Evaluating Top-N Join Queries with Real-time Entity Resolution
Author(s) -
L. Zhu,
Yafang Cheng,
Yu Wei,
Qin Ma,
Weiyi Meng
Publication year - 2020
Publication title -
journal of physics. conference series
Language(s) - English
Resource type - Journals
SCImago Journal Rank - 0.21
H-Index - 85
eISSN - 1742-6596
pISSN - 1742-6588
DOI - 10.1088/1742-6596/1575/1/012084
Subject(s) - tuple , computer science , ranking (information retrieval) , join (topology) , data mining , set (abstract data type) , on the fly , measure (data warehouse) , resolution (logic) , query optimization , information retrieval , database , mathematics , artificial intelligence , programming language , combinatorics , discrete mathematics , operating system
Using nonmonotone ranking functions in top- N queries is a challenge. Traditional techniques for top- N queries are based on clean data without entity resolution (ER). For dirty datasets with duplicate tuples referring to the same real-world entity, these techniques may yield top- N tuples duplicates for a query.
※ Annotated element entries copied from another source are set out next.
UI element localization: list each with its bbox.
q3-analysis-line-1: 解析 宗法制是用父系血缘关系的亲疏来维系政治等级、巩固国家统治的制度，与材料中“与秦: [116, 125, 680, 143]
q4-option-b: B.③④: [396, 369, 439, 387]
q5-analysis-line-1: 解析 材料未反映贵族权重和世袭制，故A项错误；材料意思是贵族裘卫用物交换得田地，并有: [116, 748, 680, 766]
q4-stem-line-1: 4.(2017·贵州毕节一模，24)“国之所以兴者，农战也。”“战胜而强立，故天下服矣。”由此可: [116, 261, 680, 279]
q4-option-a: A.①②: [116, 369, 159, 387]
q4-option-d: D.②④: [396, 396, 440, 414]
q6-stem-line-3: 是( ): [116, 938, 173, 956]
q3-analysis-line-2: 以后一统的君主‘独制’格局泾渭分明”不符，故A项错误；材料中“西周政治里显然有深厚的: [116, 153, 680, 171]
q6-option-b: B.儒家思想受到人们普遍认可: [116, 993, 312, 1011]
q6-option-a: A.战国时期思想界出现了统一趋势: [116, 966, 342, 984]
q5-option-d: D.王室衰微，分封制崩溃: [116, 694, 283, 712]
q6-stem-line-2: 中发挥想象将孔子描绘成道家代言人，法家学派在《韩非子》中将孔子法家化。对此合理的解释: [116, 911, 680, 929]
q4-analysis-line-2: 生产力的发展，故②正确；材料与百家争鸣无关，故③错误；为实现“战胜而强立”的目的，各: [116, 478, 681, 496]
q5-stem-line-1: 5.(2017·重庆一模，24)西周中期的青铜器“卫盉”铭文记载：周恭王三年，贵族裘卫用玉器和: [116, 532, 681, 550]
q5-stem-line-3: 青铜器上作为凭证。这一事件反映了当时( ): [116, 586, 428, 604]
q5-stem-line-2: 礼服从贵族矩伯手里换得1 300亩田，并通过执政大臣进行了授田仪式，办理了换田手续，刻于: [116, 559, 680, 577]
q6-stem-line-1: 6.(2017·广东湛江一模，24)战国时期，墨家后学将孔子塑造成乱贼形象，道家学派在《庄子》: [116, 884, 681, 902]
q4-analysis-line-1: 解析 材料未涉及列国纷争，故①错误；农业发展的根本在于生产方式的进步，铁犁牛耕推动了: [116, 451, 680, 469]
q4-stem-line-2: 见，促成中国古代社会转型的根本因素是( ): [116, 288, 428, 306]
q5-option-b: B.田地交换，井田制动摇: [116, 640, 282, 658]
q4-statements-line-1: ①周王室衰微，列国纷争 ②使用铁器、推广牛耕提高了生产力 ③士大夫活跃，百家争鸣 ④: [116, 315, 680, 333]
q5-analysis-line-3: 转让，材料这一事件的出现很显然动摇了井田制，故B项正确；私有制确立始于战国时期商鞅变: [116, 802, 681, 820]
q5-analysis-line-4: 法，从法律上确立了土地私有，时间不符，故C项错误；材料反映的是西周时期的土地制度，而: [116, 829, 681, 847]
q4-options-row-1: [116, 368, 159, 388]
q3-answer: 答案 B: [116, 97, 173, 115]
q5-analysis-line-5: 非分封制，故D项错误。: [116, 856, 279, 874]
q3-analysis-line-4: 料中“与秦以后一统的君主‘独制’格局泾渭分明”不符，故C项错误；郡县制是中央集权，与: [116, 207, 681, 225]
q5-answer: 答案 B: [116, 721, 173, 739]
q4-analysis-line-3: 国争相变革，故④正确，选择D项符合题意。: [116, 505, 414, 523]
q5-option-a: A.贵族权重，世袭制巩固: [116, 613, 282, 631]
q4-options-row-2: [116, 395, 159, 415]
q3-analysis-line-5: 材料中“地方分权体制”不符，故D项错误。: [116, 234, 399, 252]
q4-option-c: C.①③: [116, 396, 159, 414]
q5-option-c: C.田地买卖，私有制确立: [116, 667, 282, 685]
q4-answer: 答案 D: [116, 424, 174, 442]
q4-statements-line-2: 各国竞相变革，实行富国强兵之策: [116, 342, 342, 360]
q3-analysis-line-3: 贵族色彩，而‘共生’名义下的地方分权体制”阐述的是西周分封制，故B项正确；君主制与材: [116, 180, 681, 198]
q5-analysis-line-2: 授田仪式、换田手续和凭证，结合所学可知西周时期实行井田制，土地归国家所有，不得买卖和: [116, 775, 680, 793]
Consequently, the effective size of the result set of the query is less than N , and some useful tuples may fail to be retrieved from the datasets, which leads to poor effectiveness. Using an ER-Index based on a divide-and-conquer mechanism and nonmonotone ranking functions, in this paper, we propose a method for processing top- N join queries with real-time ER. This method integrates ER with the processing of a top- N join query over dirty datasets on the fly. Extensive experiments are conducted to measure the effectiveness and efficiency of the method over dirty datasets.